Dziedziczenie w grach jest w rzeczywistości jedną z najgorszych rzeczy, które możesz zrobić - w szczególności w odniesieniu do bytów. Przeczytaj to, dlaczego. Kompozycja zamiast dziedziczenia zabiera Cię w gry. Jeśli chodzi o inne obszary silnika, tak naprawdę nie ma to znaczenia. Załóżmy na przykład, że wykonujesz połączenie z zewnętrzną usługą sieciową, a następnie możesz odziedziczyć jedną rodzajową usługę np. HTTPService i SocketService - bardzo podobnie jak w aplikacjach korporacyjnych, do których jesteś przyzwyczajony.

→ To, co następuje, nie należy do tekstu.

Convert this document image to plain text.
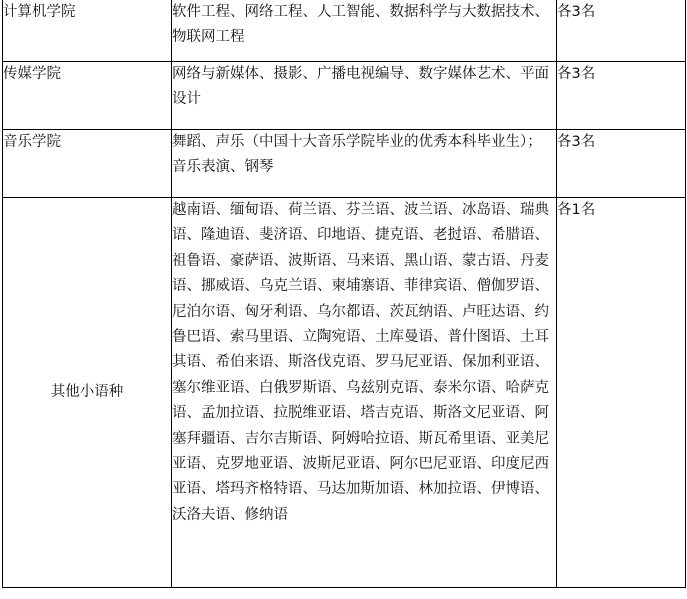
计算机学院	软件工程、网络工程、人工智能、数据科学与大数据技术、物联网工程	各3名
传媒学院	网络与新媒体、摄影、广播电视编导、数字媒体艺术、平面设计	各3名
音乐学院	舞蹈、声乐（中国十大音乐学院毕业的优秀本科毕业生）；音乐表演、钢琴	各3名
其他小语种	越南语、缅甸语、荷兰语、芬兰语、波兰语、冰岛语、瑞典语、隆迪语、斐济语、印地语、捷克语、老挝语、希腊语、祖鲁语、豪萨语、波斯语、马来语、黑山语、蒙古语、丹麦语、挪威语、乌克兰语、柬埔寨语、菲律宾语、僧伽罗语、尼泊尔语、匈牙利语、乌尔都语、茨瓦纳语、卢旺达语、约鲁巴语、索马里语、立陶宛语、土库曼语、普什图语、土耳其语、希伯来语、斯洛伐克语、罗马尼亚语、保加利亚语、塞尔维亚语、白俄罗斯语、乌兹别克语、泰米尔语、哈萨克语、孟加拉语、拉脱维亚语、塔吉克语、斯洛文尼亚语、阿塞拜疆语、吉尔吉斯语、阿姆哈拉语、斯瓦希里语、亚美尼亚语、克罗地亚语、波斯尼亚语、阿尔巴尼亚语、印度尼西亚语、塔玛齐格特语、马达加斯加语、林加拉语、伊博语、沃洛夫语、修纳语	各1名
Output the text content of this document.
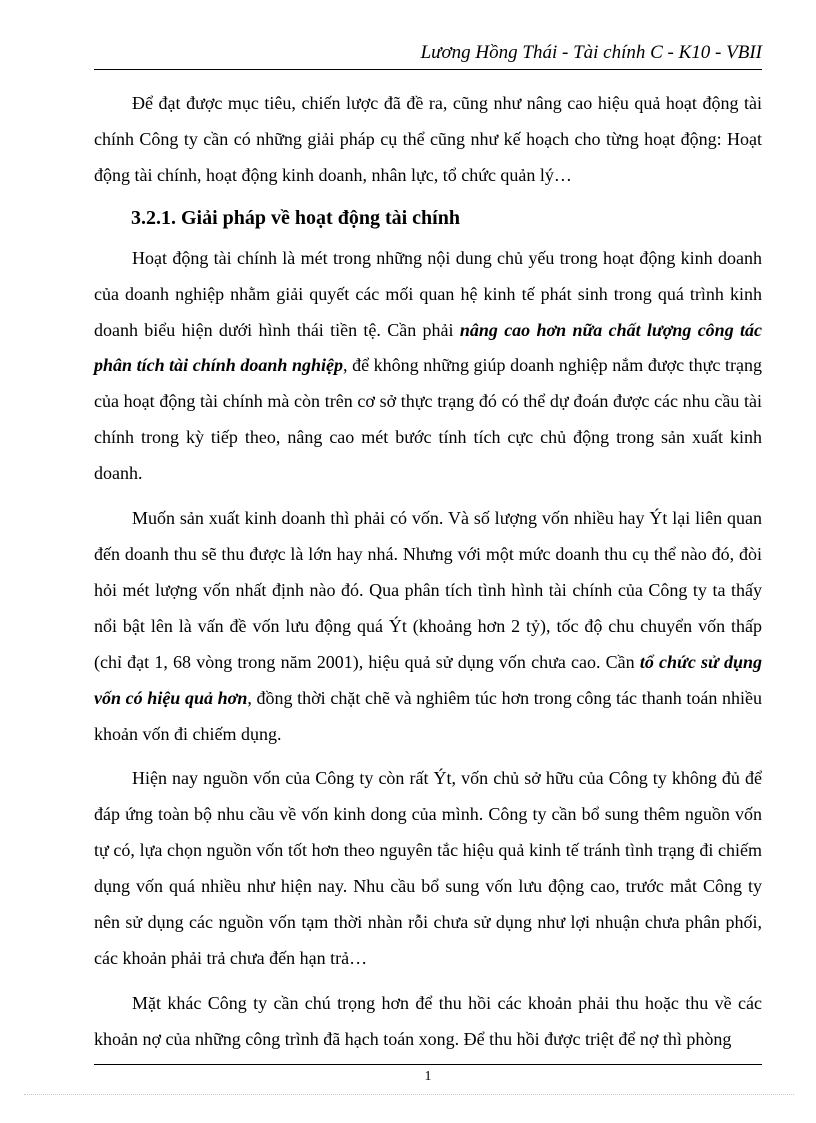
Lương Hồng Thái - Tài chính C - K10 - VBII

Để đạt được mục tiêu, chiến lược đã đề ra, cũng như nâng cao hiệu quả hoạt động tài chính Công ty cần có những giải pháp cụ thể cũng như kế hoạch cho từng hoạt động: Hoạt động tài chính, hoạt động kinh doanh, nhân lực, tổ chức quản lý…

3.2.1. Giải pháp về hoạt động tài chính

Hoạt động tài chính là mét trong những nội dung chủ yếu trong hoạt động kinh doanh của doanh nghiệp nhằm giải quyết các mối quan hệ kinh tế phát sinh trong quá trình kinh doanh biểu hiện dưới hình thái tiền tệ. Cần phải nâng cao hơn nữa chất lượng công tác phân tích tài chính doanh nghiệp, để không những giúp doanh nghiệp nắm được thực trạng của hoạt động tài chính mà còn trên cơ sở thực trạng đó có thể dự đoán được các nhu cầu tài chính trong kỳ tiếp theo, nâng cao mét bước tính tích cực chủ động trong sản xuất kinh doanh.

Muốn sản xuất kinh doanh thì phải có vốn. Và số lượng vốn nhiều hay Ýt lại liên quan đến doanh thu sẽ thu được là lớn hay nhá. Nhưng với một mức doanh thu cụ thể nào đó, đòi hỏi mét lượng vốn nhất định nào đó. Qua phân tích tình hình tài chính của Công ty ta thấy nổi bật lên là vấn đề vốn lưu động quá Ýt (khoảng hơn 2 tỷ), tốc độ chu chuyển vốn thấp (chỉ đạt 1, 68 vòng trong năm 2001), hiệu quả sử dụng vốn chưa cao. Cần tổ chức sử dụng vốn có hiệu quả hơn, đồng thời chặt chẽ và nghiêm túc hơn trong công tác thanh toán nhiều khoản vốn đi chiếm dụng.

Hiện nay nguồn vốn của Công ty còn rất Ýt, vốn chủ sở hữu của Công ty không đủ để đáp ứng toàn bộ nhu cầu về vốn kinh dong của mình. Công ty cần bổ sung thêm nguồn vốn tự có, lựa chọn nguồn vốn tốt hơn theo nguyên tắc hiệu quả kinh tế tránh tình trạng đi chiếm dụng vốn quá nhiều như hiện nay. Nhu cầu bổ sung vốn lưu động cao, trước mắt Công ty nên sử dụng các nguồn vốn tạm thời nhàn rỗi chưa sử dụng như lợi nhuận chưa phân phối, các khoản phải trả chưa đến hạn trả…

Mặt khác Công ty cần chú trọng hơn để thu hồi các khoản phải thu hoặc thu về các khoản nợ của những công trình đã hạch toán xong. Để thu hồi được triệt để nợ thì phòng

1
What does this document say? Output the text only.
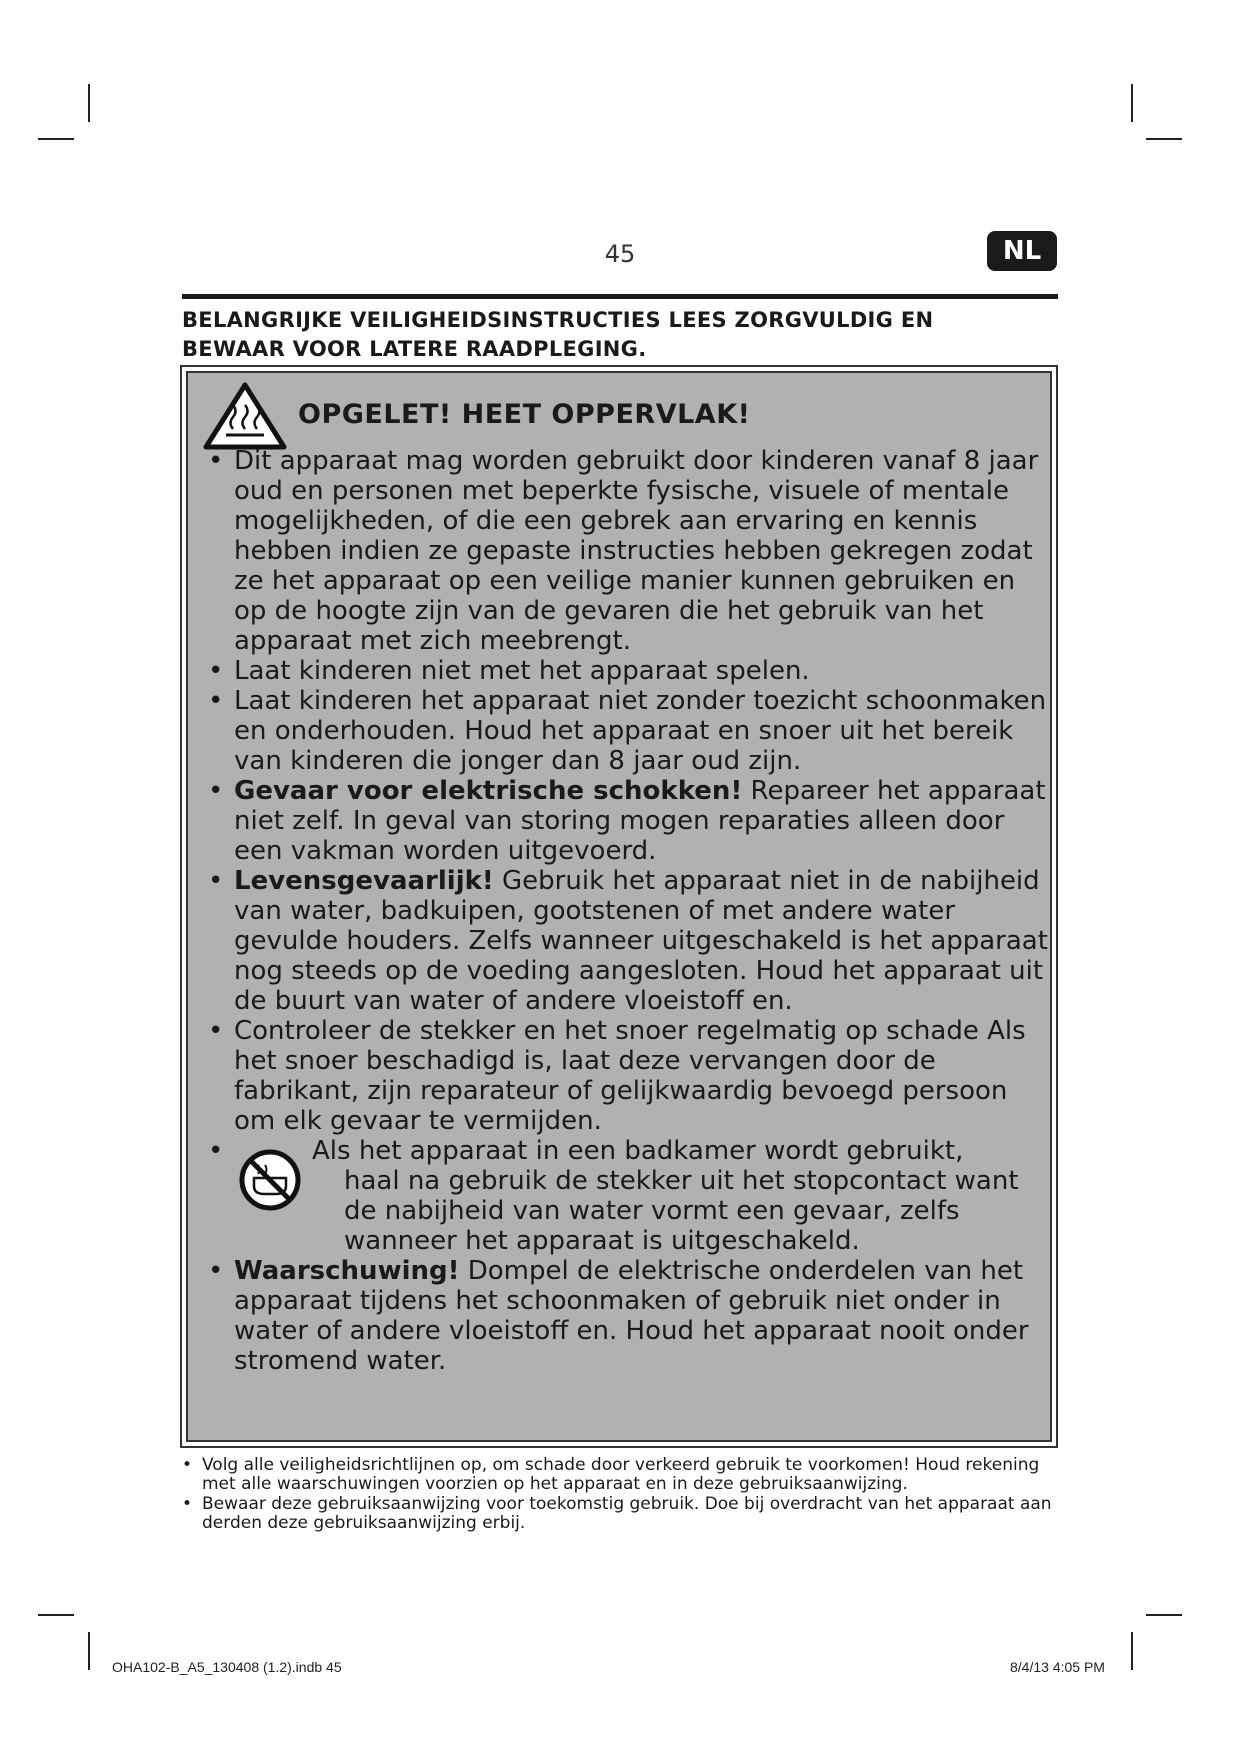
45	NL
BELANGRIJKE VEILIGHEIDSINSTRUCTIES LEES ZORGVULDIG EN
BEWAAR VOOR LATERE RAADPLEGING.
OPGELET! HEET OPPERVLAK!

• Dit apparaat mag worden gebruikt door kinderen vanaf 8 jaar oud en personen met beperkte fysische, visuele of mentale mogelijkheden, of die een gebrek aan ervaring en kennis hebben indien ze gepaste instructies hebben gekregen zodat ze het apparaat op een veilige manier kunnen gebruiken en op de hoogte zijn van de gevaren die het gebruik van het apparaat met zich meebrengt.

• Laat kinderen niet met het apparaat spelen.

• Laat kinderen het apparaat niet zonder toezicht schoonmaken en onderhouden. Houd het apparaat en snoer uit het bereik van kinderen die jonger dan 8 jaar oud zijn.

• Gevaar voor elektrische schokken! Repareer het apparaat niet zelf. In geval van storing mogen reparaties alleen door een vakman worden uitgevoerd.

• Levensgevaarlijk! Gebruik het apparaat niet in de nabijheid van water, badkuipen, gootstenen of met andere water gevulde houders. Zelfs wanneer uitgeschakeld is het apparaat nog steeds op de voeding aangesloten. Houd het apparaat uit de buurt van water of andere vloeistoff en.

• Controleer de stekker en het snoer regelmatig op schade Als het snoer beschadigd is, laat deze vervangen door de fabrikant, zijn reparateur of gelijkwaardig bevoegd persoon om elk gevaar te vermijden.

•	Als het apparaat in een badkamer wordt gebruikt,
haal na gebruik de stekker uit het stopcontact want de nabijheid van water vormt een gevaar, zelfs wanneer het apparaat is uitgeschakeld.

• Waarschuwing! Dompel de elektrische onderdelen van het apparaat tijdens het schoonmaken of gebruik niet onder in water of andere vloeistoff en. Houd het apparaat nooit onder stromend water.

• Volg alle veiligheidsrichtlijnen op, om schade door verkeerd gebruik te voorkomen! Houd rekening met alle waarschuwingen voorzien op het apparaat en in deze gebruiksaanwijzing.

• Bewaar deze gebruiksaanwijzing voor toekomstig gebruik. Doe bij overdracht van het apparaat aan derden deze gebruiksaanwijzing erbij.

OHA102-B_A5_130408 (1.2).indb 45	8/4/13 4:05 PM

Chyba, że gra jest bardzo prosta, to będzie chciał użyć jednostki (CBE) architekturę modułową. Ogólna idea jest taka, że w przypadku encji przyczyną tak powszechnego tworzenia, a nie dziedziczenia jest to, że nie można wiedzieć do czasu uruchomienia, jakie możliwości będzie miała dana jednostka. Weźmy na przykład statek gracza w kosmicznej strzelance. Do pewnego momentu podczas gry nie wiesz, jaką broń, zbroję, systemy (tj. Komponenty) ten gracz będzie zbierał, kupował, sprzedawał, gubił, zniszczył itp. Tak więc jedynym realistycznym sposobem modelowania tego jest poprzez kompozycję obiektu. Zaletą tego scenariusza jest to, że możesz mieć w pełni konfigurowalnych wrogów zbudowanych w ten sam sposób, a nie wrogów, którzy są zawsze tacy sami za każdym razem, gdy widzisz tego typu wroga. Tak więc w przypadku CBE możesz zobaczyć marsjańskiego frachtowca i pomyśleć: „Ach, ma tylko małe lasery, zdejmę go”, i zwykle byłoby to prawdą, ale kiedy nagle znajdziesz się w zasięgu, zdajesz sobie sprawę, że ma duży tyłek pistolet czasoprzestrzenny. Niespodzianka niespodzianka!
Komponentizacja usuwa niejawne sprzężenie logiki, i to jest DOBRE.